Real-world configs usually emit far fewer. The goal is to catch configurations that cannot possibly stay under the global limit before they reach production.
Sample output
OK config valid: configs/forecaster.yaml
groups: 3
queries: 8
models: AutoARIMA, SeasonalNaive
Estimated cardinality (worst case at max_series_per_query):
forecast lines 8000 = series(500) * models(2) * (1 + 2*levels(2)) * queries(8)
accuracy lines 16000
deviation lines 8000
quality lines 1600
contribution lines 1000
operational lines 21
total 34621
WARN: total exceeds safety.max_total_series (5000); series_overflow will drop the excess
Operator diagnostics that run against the long-term TSDB rather than the config file. Two subcommands:
promforecast diagnose duplicates \
[--datasource <url> | --config <path>] \
[--selector '{...}'] [--since <duration>] [--json] \
[--bearer-token <token>] [--basic-user <user> --basic-password <pass>] \
[--tls-cert <path> --tls-key <path>] [--tls-ca <path>] [--tls-insecure-skip-verify]Scans the configured TSDB for forecast metrics
(*_forecast / *_forecast_lower / *_forecast_upper) that appear
under more than one labelset family — the dual-source state described
in the emission paths reference. Exit codes
are CI-friendly: 0 for clean, 1 for duplicates detected, 2 for
datasource unreachable.
promforecast diagnose sample-rate \
[--datasource <url> | --config <path>] \
[--window <duration>] [--max-samples <N>] \
[--selector '{...}'] [--json] \
[auth flags as above]Probes the per-series sample rate via
count_over_time(<metric>[<window>]) and flags any series whose count
over the window exceeds --max-samples. Covers the same-labelset case
duplicates cannot see from labelset shape alone — two ingest paths
writing to the same series produce a count higher than either path
alone would.
See ../operations/diagnose.md for the full
reference, authentication recipes, in-cluster invocation
(kubectl exec), and CI-integration patterns.
promforecast inspect \
--config <path> --query <id> \
[--series-filter '{label="value",...}'] \
[--horizon <duration>] [--lookback <duration>] [--model <name>] \
[--backtest] [--json]Debugs a single weird forecast: fetches the configured series from
the TSDB, runs the configured fit pipeline exactly as the live
forecaster would, and prints the inputs, the fit, the forecast curve,
and (with --backtest) the per-fold backtest predictions vs.
actuals.

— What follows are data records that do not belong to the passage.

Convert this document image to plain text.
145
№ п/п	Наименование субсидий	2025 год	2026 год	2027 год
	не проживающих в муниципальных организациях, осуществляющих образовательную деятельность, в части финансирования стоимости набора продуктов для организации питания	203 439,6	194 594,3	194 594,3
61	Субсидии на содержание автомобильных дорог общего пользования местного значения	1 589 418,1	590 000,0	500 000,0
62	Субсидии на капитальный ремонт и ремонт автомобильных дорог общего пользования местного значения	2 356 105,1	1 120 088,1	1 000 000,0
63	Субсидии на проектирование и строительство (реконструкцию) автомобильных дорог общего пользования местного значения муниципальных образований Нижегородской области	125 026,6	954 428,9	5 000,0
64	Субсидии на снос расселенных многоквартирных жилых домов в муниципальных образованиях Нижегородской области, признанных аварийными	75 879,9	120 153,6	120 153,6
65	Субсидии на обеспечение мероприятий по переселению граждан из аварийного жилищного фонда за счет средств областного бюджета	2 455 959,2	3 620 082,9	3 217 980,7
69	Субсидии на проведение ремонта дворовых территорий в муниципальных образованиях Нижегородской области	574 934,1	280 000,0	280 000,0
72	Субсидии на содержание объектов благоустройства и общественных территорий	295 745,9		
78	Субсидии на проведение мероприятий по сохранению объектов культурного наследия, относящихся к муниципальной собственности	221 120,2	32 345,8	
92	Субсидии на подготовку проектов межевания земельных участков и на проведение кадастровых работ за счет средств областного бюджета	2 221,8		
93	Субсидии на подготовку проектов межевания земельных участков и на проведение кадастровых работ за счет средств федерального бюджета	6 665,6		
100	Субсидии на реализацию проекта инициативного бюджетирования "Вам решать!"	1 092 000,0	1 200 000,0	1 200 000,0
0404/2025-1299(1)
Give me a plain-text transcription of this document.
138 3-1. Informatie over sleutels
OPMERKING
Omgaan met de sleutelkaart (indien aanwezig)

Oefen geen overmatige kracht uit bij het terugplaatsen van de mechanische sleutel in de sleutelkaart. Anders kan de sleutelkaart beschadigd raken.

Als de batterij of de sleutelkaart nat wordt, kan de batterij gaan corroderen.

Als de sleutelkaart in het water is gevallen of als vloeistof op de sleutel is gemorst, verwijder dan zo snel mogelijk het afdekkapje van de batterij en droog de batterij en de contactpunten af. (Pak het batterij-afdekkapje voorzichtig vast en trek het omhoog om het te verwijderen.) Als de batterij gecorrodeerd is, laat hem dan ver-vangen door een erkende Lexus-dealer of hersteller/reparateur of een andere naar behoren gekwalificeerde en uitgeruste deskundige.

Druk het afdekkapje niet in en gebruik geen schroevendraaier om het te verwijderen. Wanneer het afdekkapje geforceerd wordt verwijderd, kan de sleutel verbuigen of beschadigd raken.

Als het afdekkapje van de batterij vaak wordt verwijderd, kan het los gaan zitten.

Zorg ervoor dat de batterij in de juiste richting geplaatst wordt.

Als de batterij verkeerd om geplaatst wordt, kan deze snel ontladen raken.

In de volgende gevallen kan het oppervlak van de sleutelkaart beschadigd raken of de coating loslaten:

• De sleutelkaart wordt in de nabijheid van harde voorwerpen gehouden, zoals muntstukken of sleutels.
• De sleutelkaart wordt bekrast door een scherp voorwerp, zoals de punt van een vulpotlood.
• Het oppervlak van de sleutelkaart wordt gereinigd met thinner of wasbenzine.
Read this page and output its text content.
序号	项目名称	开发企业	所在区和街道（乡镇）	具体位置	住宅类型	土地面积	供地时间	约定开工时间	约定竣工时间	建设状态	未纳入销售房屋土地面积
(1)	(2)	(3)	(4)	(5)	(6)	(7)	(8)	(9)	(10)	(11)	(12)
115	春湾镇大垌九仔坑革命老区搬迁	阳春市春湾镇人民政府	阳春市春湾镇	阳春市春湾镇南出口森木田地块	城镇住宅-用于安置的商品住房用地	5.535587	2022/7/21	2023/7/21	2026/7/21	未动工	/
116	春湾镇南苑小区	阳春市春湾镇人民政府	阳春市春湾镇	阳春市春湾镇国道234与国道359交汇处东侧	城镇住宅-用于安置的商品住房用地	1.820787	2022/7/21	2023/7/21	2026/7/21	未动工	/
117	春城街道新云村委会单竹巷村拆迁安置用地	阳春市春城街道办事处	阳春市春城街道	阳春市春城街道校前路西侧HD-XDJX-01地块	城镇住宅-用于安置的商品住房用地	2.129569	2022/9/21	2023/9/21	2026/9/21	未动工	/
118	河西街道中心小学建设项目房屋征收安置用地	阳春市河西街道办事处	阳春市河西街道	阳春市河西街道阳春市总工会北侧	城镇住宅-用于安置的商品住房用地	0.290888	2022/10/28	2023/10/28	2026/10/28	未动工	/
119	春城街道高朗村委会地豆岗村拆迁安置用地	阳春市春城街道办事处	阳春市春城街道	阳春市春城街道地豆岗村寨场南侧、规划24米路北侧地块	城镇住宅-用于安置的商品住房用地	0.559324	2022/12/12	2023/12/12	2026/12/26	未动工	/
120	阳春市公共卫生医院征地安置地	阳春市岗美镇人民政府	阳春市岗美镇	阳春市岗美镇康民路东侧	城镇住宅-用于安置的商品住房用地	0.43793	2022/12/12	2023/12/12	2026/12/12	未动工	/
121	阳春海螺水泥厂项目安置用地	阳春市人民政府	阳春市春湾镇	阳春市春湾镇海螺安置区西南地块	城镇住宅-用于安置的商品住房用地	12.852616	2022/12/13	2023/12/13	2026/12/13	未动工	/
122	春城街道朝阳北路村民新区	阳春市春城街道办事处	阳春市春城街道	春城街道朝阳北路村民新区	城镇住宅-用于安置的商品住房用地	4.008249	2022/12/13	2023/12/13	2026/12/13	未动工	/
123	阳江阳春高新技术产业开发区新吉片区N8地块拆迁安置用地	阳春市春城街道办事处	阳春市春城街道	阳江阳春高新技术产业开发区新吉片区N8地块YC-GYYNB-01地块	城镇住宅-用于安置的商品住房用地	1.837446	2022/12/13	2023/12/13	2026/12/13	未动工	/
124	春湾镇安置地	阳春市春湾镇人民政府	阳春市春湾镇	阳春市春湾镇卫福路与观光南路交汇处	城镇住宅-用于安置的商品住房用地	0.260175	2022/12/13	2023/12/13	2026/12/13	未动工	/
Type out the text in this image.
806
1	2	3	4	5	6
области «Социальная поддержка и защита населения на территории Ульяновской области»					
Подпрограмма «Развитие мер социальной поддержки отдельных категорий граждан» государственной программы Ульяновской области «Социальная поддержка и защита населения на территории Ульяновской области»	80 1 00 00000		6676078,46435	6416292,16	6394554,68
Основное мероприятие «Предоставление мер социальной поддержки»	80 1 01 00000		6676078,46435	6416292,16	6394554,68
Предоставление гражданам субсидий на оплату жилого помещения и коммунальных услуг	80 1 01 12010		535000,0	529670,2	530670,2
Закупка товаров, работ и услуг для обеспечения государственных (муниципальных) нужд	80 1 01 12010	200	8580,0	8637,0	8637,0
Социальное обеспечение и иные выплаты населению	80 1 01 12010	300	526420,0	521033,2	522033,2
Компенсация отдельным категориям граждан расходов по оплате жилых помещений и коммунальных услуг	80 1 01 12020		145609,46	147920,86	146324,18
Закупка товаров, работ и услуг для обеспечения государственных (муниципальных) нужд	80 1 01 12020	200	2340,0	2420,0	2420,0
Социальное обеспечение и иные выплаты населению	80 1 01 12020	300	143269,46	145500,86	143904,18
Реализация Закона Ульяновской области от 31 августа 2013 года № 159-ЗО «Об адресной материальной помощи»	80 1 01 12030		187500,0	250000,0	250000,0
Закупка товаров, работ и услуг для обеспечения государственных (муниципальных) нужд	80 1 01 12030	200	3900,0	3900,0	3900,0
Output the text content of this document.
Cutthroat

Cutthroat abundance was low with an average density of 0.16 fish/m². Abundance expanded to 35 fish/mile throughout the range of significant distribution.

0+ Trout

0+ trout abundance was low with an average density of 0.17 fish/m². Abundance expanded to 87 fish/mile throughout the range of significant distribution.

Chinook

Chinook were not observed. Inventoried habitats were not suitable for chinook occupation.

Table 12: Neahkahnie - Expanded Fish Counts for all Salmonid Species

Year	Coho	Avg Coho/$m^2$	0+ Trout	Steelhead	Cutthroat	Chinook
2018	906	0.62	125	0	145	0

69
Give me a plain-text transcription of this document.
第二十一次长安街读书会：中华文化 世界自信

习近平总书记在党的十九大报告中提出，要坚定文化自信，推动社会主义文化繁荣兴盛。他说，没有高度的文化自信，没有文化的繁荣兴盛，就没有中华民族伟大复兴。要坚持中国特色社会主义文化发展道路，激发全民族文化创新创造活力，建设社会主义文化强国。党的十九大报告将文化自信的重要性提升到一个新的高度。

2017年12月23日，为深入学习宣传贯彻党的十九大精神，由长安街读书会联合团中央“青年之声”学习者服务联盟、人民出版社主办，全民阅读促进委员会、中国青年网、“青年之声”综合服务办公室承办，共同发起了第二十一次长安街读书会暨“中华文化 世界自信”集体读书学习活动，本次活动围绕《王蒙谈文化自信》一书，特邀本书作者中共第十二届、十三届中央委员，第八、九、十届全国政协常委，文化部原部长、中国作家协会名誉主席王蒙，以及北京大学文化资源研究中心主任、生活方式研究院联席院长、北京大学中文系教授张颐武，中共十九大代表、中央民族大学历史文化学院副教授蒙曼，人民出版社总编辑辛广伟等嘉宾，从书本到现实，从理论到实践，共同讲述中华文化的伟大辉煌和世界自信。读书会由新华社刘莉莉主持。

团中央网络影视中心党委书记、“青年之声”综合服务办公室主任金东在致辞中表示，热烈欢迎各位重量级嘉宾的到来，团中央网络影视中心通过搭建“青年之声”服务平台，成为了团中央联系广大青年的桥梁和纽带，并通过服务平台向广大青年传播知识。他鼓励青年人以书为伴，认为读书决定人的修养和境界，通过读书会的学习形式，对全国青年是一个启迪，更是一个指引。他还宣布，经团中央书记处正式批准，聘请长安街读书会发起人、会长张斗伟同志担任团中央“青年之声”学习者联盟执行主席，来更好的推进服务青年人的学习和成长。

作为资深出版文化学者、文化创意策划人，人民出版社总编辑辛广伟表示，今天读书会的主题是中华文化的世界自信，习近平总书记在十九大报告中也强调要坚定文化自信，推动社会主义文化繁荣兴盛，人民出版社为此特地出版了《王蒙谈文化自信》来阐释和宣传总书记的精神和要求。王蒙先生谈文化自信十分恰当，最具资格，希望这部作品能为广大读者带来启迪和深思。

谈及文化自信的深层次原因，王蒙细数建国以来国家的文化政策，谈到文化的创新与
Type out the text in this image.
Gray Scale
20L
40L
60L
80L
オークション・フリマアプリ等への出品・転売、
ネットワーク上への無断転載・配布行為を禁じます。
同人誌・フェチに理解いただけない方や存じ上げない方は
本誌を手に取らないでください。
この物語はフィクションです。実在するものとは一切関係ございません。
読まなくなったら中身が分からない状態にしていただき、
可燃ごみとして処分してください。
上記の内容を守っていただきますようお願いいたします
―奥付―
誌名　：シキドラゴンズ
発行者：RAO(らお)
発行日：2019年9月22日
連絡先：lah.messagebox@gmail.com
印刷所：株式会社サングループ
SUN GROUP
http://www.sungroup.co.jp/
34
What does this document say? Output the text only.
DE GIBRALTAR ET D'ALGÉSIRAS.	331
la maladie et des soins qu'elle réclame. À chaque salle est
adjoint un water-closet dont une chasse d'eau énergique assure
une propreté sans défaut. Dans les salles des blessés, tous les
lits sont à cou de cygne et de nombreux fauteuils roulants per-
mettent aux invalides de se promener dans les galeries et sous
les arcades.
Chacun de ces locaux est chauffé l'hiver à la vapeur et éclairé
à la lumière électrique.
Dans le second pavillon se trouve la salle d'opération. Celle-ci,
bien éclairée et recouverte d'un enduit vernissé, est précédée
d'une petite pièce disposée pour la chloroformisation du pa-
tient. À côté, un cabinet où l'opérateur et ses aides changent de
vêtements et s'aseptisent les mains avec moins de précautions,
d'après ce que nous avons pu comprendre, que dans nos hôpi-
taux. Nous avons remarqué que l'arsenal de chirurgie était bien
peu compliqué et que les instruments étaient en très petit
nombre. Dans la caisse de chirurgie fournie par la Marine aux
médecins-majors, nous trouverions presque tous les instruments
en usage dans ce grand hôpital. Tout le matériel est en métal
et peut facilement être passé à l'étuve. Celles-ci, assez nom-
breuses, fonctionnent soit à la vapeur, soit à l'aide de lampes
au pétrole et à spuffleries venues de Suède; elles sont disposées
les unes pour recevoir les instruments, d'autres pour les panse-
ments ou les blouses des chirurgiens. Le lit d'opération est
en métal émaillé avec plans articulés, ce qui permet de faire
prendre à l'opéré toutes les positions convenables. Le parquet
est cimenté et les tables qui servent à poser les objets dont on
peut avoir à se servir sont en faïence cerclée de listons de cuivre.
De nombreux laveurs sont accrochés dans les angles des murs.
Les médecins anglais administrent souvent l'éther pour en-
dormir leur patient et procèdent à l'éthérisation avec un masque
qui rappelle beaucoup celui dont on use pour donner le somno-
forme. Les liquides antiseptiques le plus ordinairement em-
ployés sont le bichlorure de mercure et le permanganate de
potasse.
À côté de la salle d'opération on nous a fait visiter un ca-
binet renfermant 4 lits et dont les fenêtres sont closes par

See ../operations/inspect.md
for debugging walkthroughs.
Exit codes: 0 on success, 1 for inspector-level failures (unknown
query, ambiguous series, fit error), 2 for datasource / network
failures.
promforecast warmup \
[--url http://forecaster:9091] [--timeout 30] [--json]Calls a running forecaster's GET /forecast/warmup endpoint and
prints per-(group, query) "what is still loading?" status. The
endpoint must be enabled via server.expose_warmup_endpoint: true;
see ../operations/warmup.md.
Exit codes: 0 when every query reports status=ready, 1 when at
least one is still warming or errored, 2 for network failures
(suitable for a until loop in a pre-flight script).
promforecast backfill \
--config <path> --from <duration> \
[--to now|<iso-8601>] [--groups GROUP1 GROUP2 ...] [--sink-url <url>]Replays the fit pipeline at simulated past timestamps and pushes the
resulting forecast curves + accuracy summaries to the configured
sink.remote_write URL with explicit historical timestamp_ms
values. Use right after helm install so SLO / quality dashboards
populate from day one. The window is capped by
safety.backfill_max_window (default 90d); see
../operations/backfill.md for the
resource-sizing trade-off.
Exit codes: 0 on success, 1 for invalid input (over-budget
window, no configured sink), 2 for TSDB / network failures.